»Achtung Abmahnung« – unzulässige Werbung mit der Zertifizierung?

Zertifizierung
»Achtung Abmahnung« – unzulässige Werbung mit der Zertifizierung?

Empfehlungen des vorm. BGH-Richters, Prof. Dr. Reinhard Greger (Universität Erlangen-Nürnberg)

»Achtung Abmahnung« – unzulässige Werbung mit der Zertifizierung?

Auch nach Erlass der »Zertifizierte-Mediatoren-Ausbildungs-Verordnung« (ZMediatAusbV) hat sich an der Ausgangslage noch nichts geändert: Mediatorinnen und Mediatoren sollten sich weiterhin nicht als »zertifizierter Mediator« nach dem Mediationsgesetz bezeichnen. Dies empfiehlt auch die Bundes-Arbeitsgemeinschaft für Familien-Mediation e.V. BAFM folgerichtig allen ausgebildeten Mediator/innen.

Zur Erinnerung:

Mit einem Warnhinweis auf Abmahnungen hatte der europaweit größte Bundesverband für Mediation BMeV in der Ausgabe von »Spektrum der Mediation« (Heft 60) seine Mitglieder informiert: Mediatorinnen und Mediatoren, die mit dem Zusatz »zertifiziert« in unterschiedlichen Varianten auftreten, laufen Gefahr durch Anwaltskanzleien kostenintensiv abgemahnt zu werden.

So wurde einem Berliner Mediator bereits die anwaltliche Aufforderung zugestellt, sich schriftlich zu verpflichten, zukünftig die Verwendung der Bezeichnung „zertifizierter Mediator" zu unterlassen.
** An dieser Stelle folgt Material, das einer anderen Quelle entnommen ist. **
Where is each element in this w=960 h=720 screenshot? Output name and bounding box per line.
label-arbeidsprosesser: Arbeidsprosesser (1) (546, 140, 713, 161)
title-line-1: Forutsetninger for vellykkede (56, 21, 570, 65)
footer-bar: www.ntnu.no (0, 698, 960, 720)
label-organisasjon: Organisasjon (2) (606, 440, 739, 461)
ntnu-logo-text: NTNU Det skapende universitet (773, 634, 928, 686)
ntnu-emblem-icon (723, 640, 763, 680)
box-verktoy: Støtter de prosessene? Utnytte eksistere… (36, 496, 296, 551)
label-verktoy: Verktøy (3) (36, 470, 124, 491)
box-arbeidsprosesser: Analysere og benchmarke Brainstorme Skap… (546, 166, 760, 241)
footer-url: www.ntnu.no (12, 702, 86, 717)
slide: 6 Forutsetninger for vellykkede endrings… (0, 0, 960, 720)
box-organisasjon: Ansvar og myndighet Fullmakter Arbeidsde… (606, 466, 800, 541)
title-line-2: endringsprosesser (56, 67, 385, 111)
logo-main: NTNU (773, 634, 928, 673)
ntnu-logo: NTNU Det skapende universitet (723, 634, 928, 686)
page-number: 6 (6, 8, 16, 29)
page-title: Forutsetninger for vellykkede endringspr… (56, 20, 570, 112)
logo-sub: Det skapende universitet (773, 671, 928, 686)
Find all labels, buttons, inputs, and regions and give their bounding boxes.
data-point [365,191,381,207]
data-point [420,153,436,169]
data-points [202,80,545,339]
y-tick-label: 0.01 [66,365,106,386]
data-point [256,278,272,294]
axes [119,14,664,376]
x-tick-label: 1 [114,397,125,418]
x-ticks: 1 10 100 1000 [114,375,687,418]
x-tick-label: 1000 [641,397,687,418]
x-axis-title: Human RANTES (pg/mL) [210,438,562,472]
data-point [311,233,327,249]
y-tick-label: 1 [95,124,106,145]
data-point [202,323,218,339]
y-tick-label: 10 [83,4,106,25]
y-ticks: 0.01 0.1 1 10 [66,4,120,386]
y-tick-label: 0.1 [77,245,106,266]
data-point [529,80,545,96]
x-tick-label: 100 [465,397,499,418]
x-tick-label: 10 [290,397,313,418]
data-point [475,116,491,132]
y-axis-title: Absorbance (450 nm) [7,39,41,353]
Für jeden Fall der Zuwiderhandlung hat er eine Vertragsstrafe in Höhe von 3.000 Euro zu zahlen und die Anwaltskosten in Höhe von fast 900 Euro zu leisten. Sollte er diese Erklärung nicht fristgemäß abgeben, wurde ihm ein Antrag auf Erlass einer einstweiligen Verfügung in Aussicht gestellt. Weigert sich der Mediator, muß er mit einer Klage - vielleicht sogar durch zwei Instanzen - und mit weiteren erheblichen Kosten rechnen.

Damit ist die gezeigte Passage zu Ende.